3 The external authority stands thus. The Alexandrian, the Vatican, the Palimpsest of Paris, and the Sinai MSS. are documents of the highest value, which agree in reading “the church,” not “the churches.” In this they are supported by the most important cursive extant, now in the British Museum, along with a fair number of others. Of the ancient versions, there is not one of first-rate authority which does not confirm the singular — the Peschito Syriac, Coptic,, Sahidic, Vulgate, AEthiopic, Armenian, and the Erpenian Arabic. The most ancient Uncial which gives the plural form is that of Laud, in the Bodleian Library, of about the sixth or seventh century, supported by two others of the ninth century, with the mass of cursives, the Philoxenian Syriac, and an Arabic version. But even here it is to be remarked that the weightiest, or Laudean copy, is unquestionably wrong in reading “all the churches;” and the others may have been influenced by Acts 16:5. It is certainly easier to suppose that the less usual form might have been changed by scribes to a common type, than that the very old authorities joined in an error, which the crowd of juniors escaped. Ordinarily the tendency runs in a direction, exactly opposite.

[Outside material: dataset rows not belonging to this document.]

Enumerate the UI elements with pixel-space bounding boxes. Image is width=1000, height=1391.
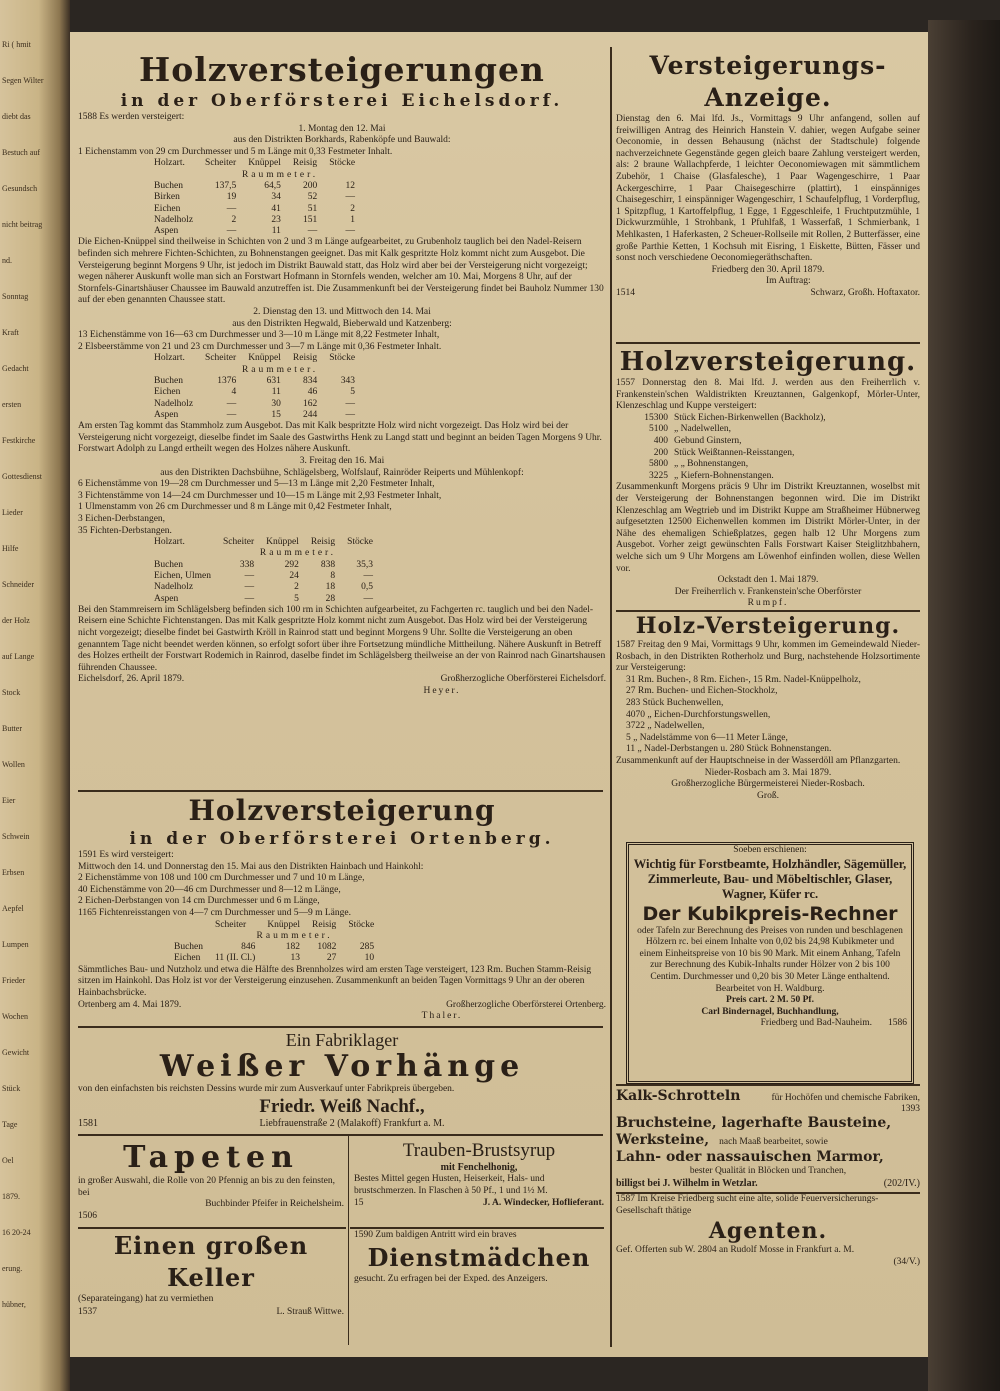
table-cell: Buchen — [154, 559, 184, 570]
left-binding — [0, 0, 70, 1391]
divider — [350, 1227, 604, 1229]
ad-text: Dienstag den 6. Mai lfd. Js., Vormittags 9 Uhr anfangend, sollen auf freiwilligen Antrag des Heinrich Hanstein V. dahier, wegen Aufgabe seiner Oeconomie, in dessen Behausung (nächst der Stadtschule) folgende nachverzeichnete Gegenstände gegen gleich baare Zahlung versteigert werden, als: 2 braune Wallachpferde, 1 leichter Oeconomiewagen mit sämmtlichem Zubehör, 1 Chaise (Glasfalesche), 1 Paar Wagengeschirre, 1 Paar Ackergeschirre, 1 Paar Chaisegeschirre (plattirt), 1 einspänniges Chaisegeschirr, 1 einspänniger Wagengeschirr, 1 Schaufelpflug, 1 Vorderpflug, 1 Spitzpflug, 1 Kartoffelpflug, 1 Egge, 1 Eggeschleife, 1 Fruchtputzmühle, 1 Dickwurzmühle, 1 Strohbank, 1 Pfuhlfaß, 1 Wasserfaß, 1 Schmierbank, 1 Mehlkasten, 1 Haferkasten, 2 Scheuer-Rollseile mit Rollen, 2 Butterfässer, eine große Parthie Ketten, 1 Kochsuh mit Eisring, 1 Eiskette, Bütten, Fässer und sonst noch verschiedene Oeconomiegeräthschaften. — [616, 114, 920, 264]
table-cell: — — [345, 192, 356, 203]
divider — [78, 790, 603, 792]
table-cell: 46 — [307, 387, 318, 398]
table-cell: Eichen — [154, 387, 181, 398]
ad-text: 1557 Donnerstag den 8. Mai lfd. J. werden aus den Freiherrlich v. Frankenstein'schen Waldistrikten Kreuztannen, Galgenkopf, Mörler-Unter, Klenzeschlag und Kuppe versteigert: — [616, 378, 920, 412]
ad-number: (34/V.) — [893, 1256, 920, 1267]
binding-text-fragment: Schneider — [2, 580, 34, 589]
list-item — [626, 424, 920, 436]
ad-items — [616, 675, 920, 756]
divider — [78, 1134, 603, 1136]
table-cell: 11 (II. Cl.) — [215, 953, 256, 964]
list-item: 4070 „ Eichen-Durchforstungswellen, — [626, 709, 771, 720]
table-cell: 51 — [307, 203, 318, 214]
list-item: 11 „ Nadel-Derbstangen u. 280 Stück Bohnenstangen. — [626, 744, 832, 755]
ad-text: Bestes Mittel gegen Husten, Heiserkeit, Hals- und brustschmerzen. In Flaschen à 50 Pf., 1 und 1½ M. — [354, 1174, 548, 1196]
ad-number: 1581 — [78, 1117, 98, 1129]
section-head: 3. Freitag den 16. Mai — [299, 455, 385, 466]
binding-text-fragment: hübner, — [2, 1300, 26, 1309]
ad-seller: Buchbinder Pfeifer in Reichelsheim. — [205, 1199, 344, 1210]
table-row — [148, 226, 361, 237]
table-cell: 35,3 — [356, 559, 373, 570]
table-cell: Aspen — [154, 593, 179, 604]
section-text: Die Eichen-Knüppel sind theilweise in Schichten von 2 und 3 m Länge aufgearbeitet, zu Grubenholz tauglich bei den Nadel-Reisern befinden sich mehrere Fichten-Schichten, zu Bohnenstangen geeignet. Das mit Kalk gespritzte Holz kommt nicht zum Ausgebot. Die Versteigerung beginnt Morgens 9 Uhr, ist jedoch im Distrikt Bauwald statt, das Holz wird aber bei der Versteigerung nicht vorgezeigt; wegen näherer Auskunft wolle man sich an Forstwart Hofmann in Stornfels wenden, welcher am 10. Mai, Morgens 8 Uhr, auf der Stornfels-Ginartshäuser Chaussee im Bauwald anzutreffen ist. Die Zusammenkunft bei der Versteigerung findet bei Bauholz Nummer 130 auf der eben genannten Chaussee statt. — [78, 237, 604, 306]
table-row — [168, 942, 380, 953]
ad-seller: Carl Bindernagel, Buchhandlung, — [701, 1006, 839, 1017]
binding-text-fragment: Butter — [2, 724, 22, 733]
table-cell: 11 — [271, 387, 281, 398]
table-cell: — — [226, 398, 237, 409]
binding-text-fragment: Frieder — [2, 976, 26, 985]
list-item: 1165 Fichtenreisstangen von 4—7 cm Durchmesser und 5—9 m Länge. — [78, 907, 351, 918]
section-text: Bei den Stammreisern im Schlägelsberg befinden sich 100 rm in Schichten aufgearbeitet, zu Fachgerten rc. tauglich und bei den Nadel-Reisern eine Schichte Fichtenstangen. Das mit Kalk gespritzte Holz kommt nicht zum Ausgebot. Das Holz wird bei der Versteigerung nicht vorgezeigt; dieselbe findet bei Gastwirth Kröll in Rainrod statt und beginnt Morgens 9 Uhr. Sollte die Versteigerung an oben genanntem Tage nicht beendet werden können, so erfolgt sofort über ihre Fortsetzung mündliche Mittheilung. Nähere Auskunft in Betreff des Holzes ertheilt der Forstwart Rodemich in Rainrod, daselbe findet im Schlägelsberg theilweise an der von Rainrod nach Ginartshausen führenden Chaussee. — [78, 604, 606, 673]
signer: Heyer. — [423, 686, 461, 697]
section-head: 1. Montag den 12. Mai — [298, 123, 386, 134]
ad-text: 1587 Freitag den 9 Mai, Vormittags 9 Uhr, kommen im Gemeindewald Nieder-Rosbach, in den Distrikten Rotherholz und Burg, nachstehende Holzsortimente zur Versteigerung: — [616, 640, 920, 674]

4 The Congregational Lecture on “the Ecclesiastical Polity of the New Testament,” by Dr. S. Davidson, may be compared with what we have seen in scripture. “Let us now take a church and trace its various proceedings. A number of believers agree to associate together. In a united capacity they resolve to confess Christ, to observe His precepts, and to follow His will. They choose pastors whom they judge to possess the qualifications described in the New Testament. In this way the believer chosen by them becomes an official person as soon as he accepts their invitation” (p. 269). “The compact entered into between the ruler and the ruled may be dissolved by one or both of the parties. The union formed between pastor and people may be severed” (p. 271). “A minister is either the minister of one church, viz., that by which he has been chosen, or else he is not a minister at all. When he ceases to be pastor of a church he ceases to be a minister of the Gospel, till he be elected by another. . . . . He is not made a minister by the act of ordination, but by the people’s call, and his acceptance of it, by virtue of which a solemn engagement is entered into; and when the engagement terminates, he ceases to be a minister (!)” (pp. 252, 253). No principle seems to me more flatly opposed to God’s word than religious radicalism.